Re:致5年後的你

    引水人意外又不意外的落選了。面試這東西真的很有趣,對現在的我來說跟化緣沒兩樣。信誓旦旦的落榜與出乎意料地中選,都可以一起發生。要是沒有大大吉的話,現在應該已經存在焦慮到了極致。只能說人生真的不能事事順意,而多上幾重保險永遠是對的。

    但依舊會不禁懷疑自己的價值。

-

    受益於工作可以聽音樂,本周我在聽可以很長。總之本周我在聽是ぼくはそれで委員会!,以及我一直以為已經有收錄的ハゼ馳せる果てるまで

-

    總之這周是關於老師寄來的,5年前自己的信。

    原本的主題應該是期望吧,但因為當時正在懷疑著自己所期待的未來所實現的樣子,所以寫的不是祈願,而是某種時光膠囊。之前一直說很懷念那時候的筆法,但現在看有些用力過猛的地方,還是有些中二病的痕跡,只能說也是青春吧。

    進正文。

-

    早安。

    口口聲聲說不要期許,害怕這成為自己的枷鎖,結果4年後的自己還是以一個盛大的方式安上了祈願,做為某種制約與誓約。而至今為止的道路,倒是與原本所設想的相去不遠。
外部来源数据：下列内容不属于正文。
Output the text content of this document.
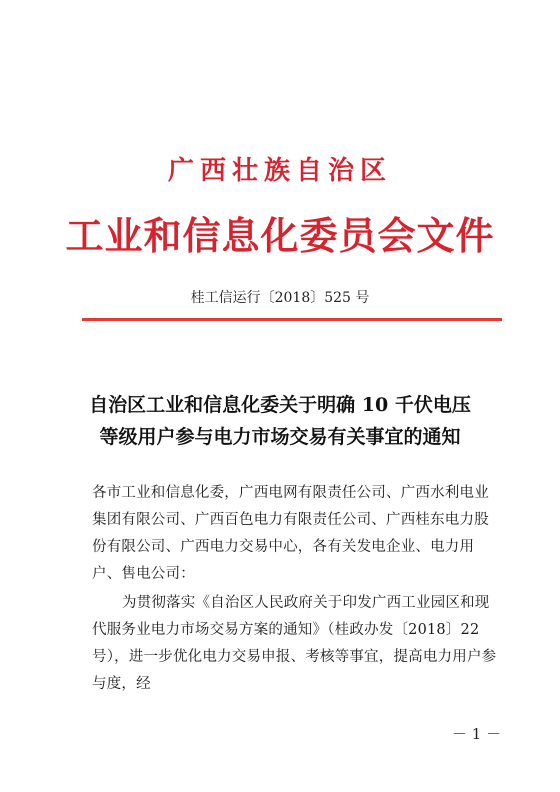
广西壮族自治区
工业和信息化委员会文件
桂工信运行〔2018〕525 号
自治区工业和信息化委关于明确 10 千伏电压
等级用户参与电力市场交易有关事宜的通知

各市工业和信息化委，广西电网有限责任公司、广西水利电业集团有限公司、广西百色电力有限责任公司、广西桂东电力股份有限公司、广西电力交易中心，各有关发电企业、电力用户、售电公司：

为贯彻落实《自治区人民政府关于印发广西工业园区和现代服务业电力市场交易方案的通知》（桂政办发〔2018〕22 号），进一步优化电力交易申报、考核等事宜，提高电力用户参与度，经

－ 1 －
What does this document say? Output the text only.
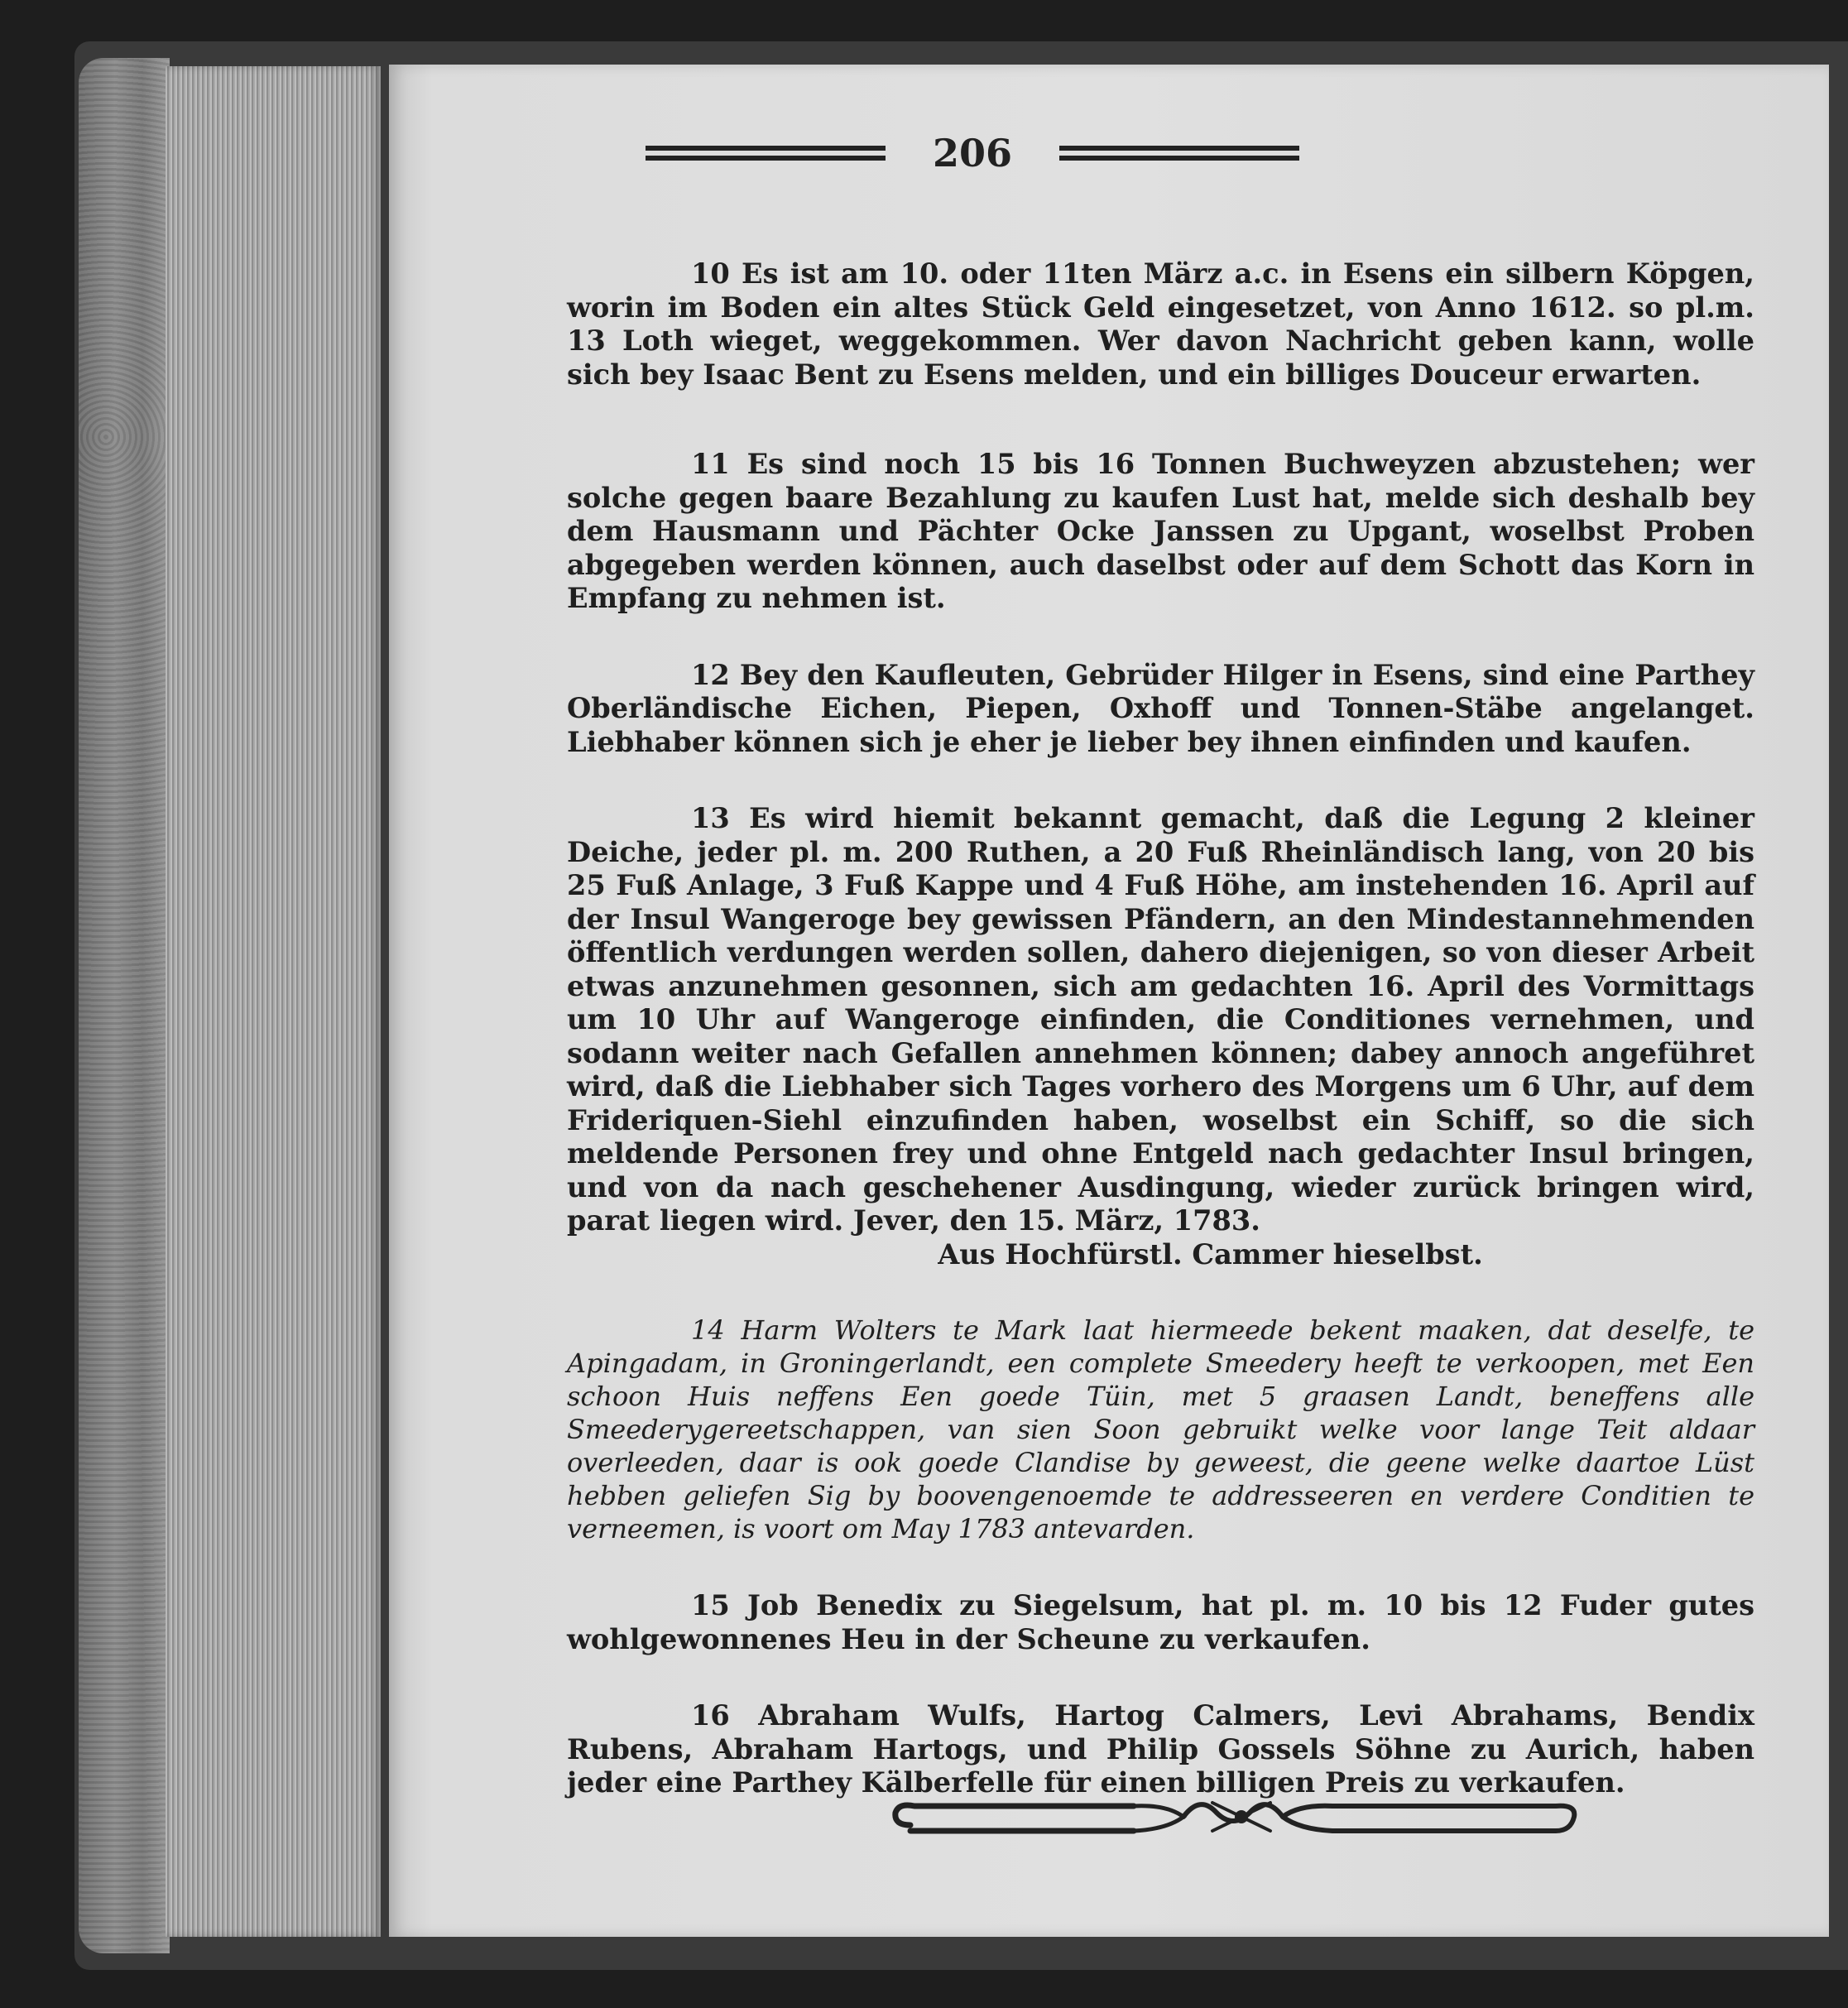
206

10 Es ist am 10. oder 11ten März a.c. in Esens ein silbern Köpgen, worin im Boden ein altes Stück Geld eingesetzet, von Anno 1612. so pl.m. 13 Loth wieget, weggekommen. Wer davon Nachricht geben kann, wolle sich bey Isaac Bent zu Esens melden, und ein billiges Douceur erwarten.

11 Es sind noch 15 bis 16 Tonnen Buchweyzen abzustehen; wer solche gegen baare Bezahlung zu kaufen Lust hat, melde sich deshalb bey dem Hausmann und Pächter Ocke Janssen zu Upgant, woselbst Proben abgegeben werden können, auch daselbst oder auf dem Schott das Korn in Empfang zu nehmen ist.

12 Bey den Kaufleuten, Gebrüder Hilger in Esens, sind eine Parthey Oberländische Eichen, Piepen, Oxhoff und Tonnen-Stäbe angelanget. Liebhaber können sich je eher je lieber bey ihnen einfinden und kaufen.

13 Es wird hiemit bekannt gemacht, daß die Legung 2 kleiner Deiche, jeder pl. m. 200 Ruthen, a 20 Fuß Rheinländisch lang, von 20 bis 25 Fuß Anlage, 3 Fuß Kappe und 4 Fuß Höhe, am instehenden 16. April auf der Insul Wangeroge bey gewissen Pfändern, an den Mindestannehmenden öffentlich verdungen werden sollen, dahero diejenigen, so von dieser Arbeit etwas anzunehmen gesonnen, sich am gedachten 16. April des Vormittags um 10 Uhr auf Wangeroge einfinden, die Conditiones vernehmen, und sodann weiter nach Gefallen annehmen können; dabey annoch angeführet wird, daß die Liebhaber sich Tages vorhero des Morgens um 6 Uhr, auf dem Frideriquen-Siehl einzufinden haben, woselbst ein Schiff, so die sich meldende Personen frey und ohne Entgeld nach gedachter Insul bringen, und von da nach geschehener Ausdingung, wieder zurück bringen wird, parat liegen wird. Jever, den 15. März, 1783.

Aus Hochfürstl. Cammer hieselbst.

14 Harm Wolters te Mark laat hiermeede bekent maaken, dat deselfe, te Apingadam, in Groningerlandt, een complete Smeedery heeft te verkoopen, met Een schoon Huis neffens Een goede Tüin, met 5 graasen Landt, beneffens alle Smeederygereetschappen, van sien Soon gebruikt welke voor lange Teit aldaar overleeden, daar is ook goede Clandise by geweest, die geene welke daartoe Lüst hebben geliefen Sig by boovengenoemde te addresseeren en verdere Conditien te verneemen, is voort om May 1783 antevarden.

15 Job Benedix zu Siegelsum, hat pl. m. 10 bis 12 Fuder gutes wohlgewonnenes Heu in der Scheune zu verkaufen.

16 Abraham Wulfs, Hartog Calmers, Levi Abrahams, Bendix Rubens, Abraham Hartogs, und Philip Gossels Söhne zu Aurich, haben jeder eine Parthey Kälberfelle für einen billigen Preis zu verkaufen.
    雄中與台大,都是某種光環,以我們這個時代的說法,叫做霹靂力矩。感到成就甚至優越,是當然的,畢竟從你看來,那是付出之後得到的東西;而試圖壓抑這種感受,也是相同的,因為這是旁人乃至自己所要求的,一個成功的謙虛模板。要說是否是相同的歷程,可以說是的,但也更加短縮,溶入了生活。或許是某種程度的習慣了,漸漸地把自己認定程會走在前面的人,脫離了冒牌者,卻成了完美主義的感冒。現在的你把門檻放得很高,在一個你用盡全力可以做得到,但也不是每次都做得到的高度。
    對知識的某種幻想,已經逐漸磨合的接近現實。大學有如同期待的地方,像是選擇的自由,躺在草地的午後,以及「選擇自己想攫獲的知識」。但那樣的選擇,也不完全的自由。在空曠的曠野,自己依舊會尋求過去的野徑,試圖複製以往的經驗;而有些選擇,就算沒人逼你,還是會喊著某種「不得不」,可能是為了某個更遠大的目標,也可能是某種病態的優越感,而繼續做下去。
    高中二年級,確實文學作品、社會通念,乃至當時的你所認為,最接近青春的時刻。不過你想問的應該是沒有認真的投入社團,以及抽離任何社交活動這件事吧。當時的你確信如此,而現在的我,其實也沒有什麼改變。大學debut,更準確來說應該是被丟到了一個新環境,有在
人際的海裡面掙扎,浮上最高處應該是營隊,然後就此決定躲回自己的深海洞穴。要說後悔嗎?至少我嘗試過了。乾冰終究不是自己喜歡的空氣。
    最後是關於分科呢。當時的煩惱如此巨大,而要說沒有任何影響,倒也無法如此輕輕放下。畢竟大概是當時決定重新把抹布吞下去,成為了完美主義的一部份。不過對於分科與失敗的關聯性,剛入學時頗為纖細,但大概過了幾年已經沒人在乎了。結果主義的說,並沒有後悔,但也大概正因為是結果主義,所以才不能後悔,也就此提心吊膽。

    以上,要說我不在意這封信嗎,也是生了一篇周記;要說在意嗎,其實在這封信寄到之前我都忘記你的存在了。


留言

  1. 不知道為什麼,看著這篇周記,想起路嘉欣的〈落落大方〉。